BERLIN – French presidential candidate Emmanuel Macron pledged strong commitment to European unity and said that France needs to restore its economic credibility as he presented his plans to German leaders on Thursday.
Macron, an independent centrist, met conservative Chancellor Angela Merkel in Berlin a day after the Netherlands’ prime minister handily defeated anti-Islam firebrand Geert Wilders in the Dutch election.
While cautious about drawing parallels with France, Macron said the outcome shows that “you can defeat the extremes.”
The former economy minister, who has no party, is favored to be one of the top finishers in the first round of France’s presidential election and to face far-right National Front leader Marine Le Pen in a May 7 runoff.
Macron insisted “the European agenda” must be part of domestic political debate, and that “Europe is what protects us today against new risks.”
“If you’re a timid European, you’re already a defeated European,” he said.
After meeting Merkel and her center-left deputy, Foreign Minister Sigmar Gabriel, Macron told reporters he talked about “my willingness to reform our labor market, to reform our vocational training system, to reform our education and to have a sensible fiscal consolidation and investment package.”
Macron also endorsed efforts to increase investment in the 19-country eurozone. Germany and France are leading members, although France has increasingly trailed Germany as an economic power in recent years.
Merkel has often been accused of focusing too much on austerity in Europe, including to some extent by Gabriel’s Social Democrats — her traditional rivals but current coalition partners.
Gabriel said that Macron appears to be “the only presidential candidate in France who is on a clear and unequivocal course for Europe.”
The candidate called for a “new Franco-German deal” that would involve “much more structured cooperation” on investment, on European border security, and on defense issues — in particular in the Middle East and Africa.”
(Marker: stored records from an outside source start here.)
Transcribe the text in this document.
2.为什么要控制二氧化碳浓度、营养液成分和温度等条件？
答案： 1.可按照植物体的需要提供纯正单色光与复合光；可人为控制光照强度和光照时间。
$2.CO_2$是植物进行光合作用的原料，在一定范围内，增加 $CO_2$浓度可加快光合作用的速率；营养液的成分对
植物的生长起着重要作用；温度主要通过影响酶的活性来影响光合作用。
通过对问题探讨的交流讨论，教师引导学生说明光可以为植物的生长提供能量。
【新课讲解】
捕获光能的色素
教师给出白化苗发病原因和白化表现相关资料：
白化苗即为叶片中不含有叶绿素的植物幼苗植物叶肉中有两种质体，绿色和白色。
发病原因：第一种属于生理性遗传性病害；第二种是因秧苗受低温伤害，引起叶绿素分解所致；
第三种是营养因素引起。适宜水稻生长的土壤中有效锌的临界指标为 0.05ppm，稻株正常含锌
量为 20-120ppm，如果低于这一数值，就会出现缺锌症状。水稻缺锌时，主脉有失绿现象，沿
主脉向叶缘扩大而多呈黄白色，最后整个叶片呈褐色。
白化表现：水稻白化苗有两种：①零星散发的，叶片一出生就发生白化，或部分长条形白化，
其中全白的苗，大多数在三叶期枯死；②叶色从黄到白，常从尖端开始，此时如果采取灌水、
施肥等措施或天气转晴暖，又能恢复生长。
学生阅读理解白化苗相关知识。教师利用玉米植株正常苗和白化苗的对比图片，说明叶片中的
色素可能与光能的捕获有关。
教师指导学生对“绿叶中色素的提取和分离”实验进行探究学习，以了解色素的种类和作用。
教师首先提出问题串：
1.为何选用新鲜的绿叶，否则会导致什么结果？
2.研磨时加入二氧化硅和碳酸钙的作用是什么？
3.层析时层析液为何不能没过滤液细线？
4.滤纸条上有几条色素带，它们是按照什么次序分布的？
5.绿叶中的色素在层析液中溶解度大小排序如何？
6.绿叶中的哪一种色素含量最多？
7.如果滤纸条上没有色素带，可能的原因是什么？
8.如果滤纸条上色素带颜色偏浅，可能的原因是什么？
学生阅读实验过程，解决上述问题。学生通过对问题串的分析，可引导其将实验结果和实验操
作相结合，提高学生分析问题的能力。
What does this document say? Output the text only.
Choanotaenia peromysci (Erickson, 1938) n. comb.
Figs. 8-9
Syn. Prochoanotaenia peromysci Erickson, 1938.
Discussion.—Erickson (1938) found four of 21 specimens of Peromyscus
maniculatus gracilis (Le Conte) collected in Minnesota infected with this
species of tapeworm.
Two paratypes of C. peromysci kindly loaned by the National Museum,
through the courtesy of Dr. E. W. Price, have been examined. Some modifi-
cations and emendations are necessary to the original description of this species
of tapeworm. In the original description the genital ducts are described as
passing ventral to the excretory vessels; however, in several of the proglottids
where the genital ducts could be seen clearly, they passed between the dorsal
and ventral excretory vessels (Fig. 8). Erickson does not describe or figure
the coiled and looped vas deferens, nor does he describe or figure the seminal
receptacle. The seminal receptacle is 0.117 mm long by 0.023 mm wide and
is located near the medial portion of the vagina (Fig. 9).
He said that would allow the whole European Union to advance.
“I am not at all naive — I think you can win an election today by defending Europe,” he said.
Francois Fillon, Macron’s struggling conservative rival, previously met Merkel in Berlin.
German government spokeswoman Ulrike Demmer said last week that “it is obvious that there are barely any similarities” between the chancellor’s policies and those of Le Pen’s National Front.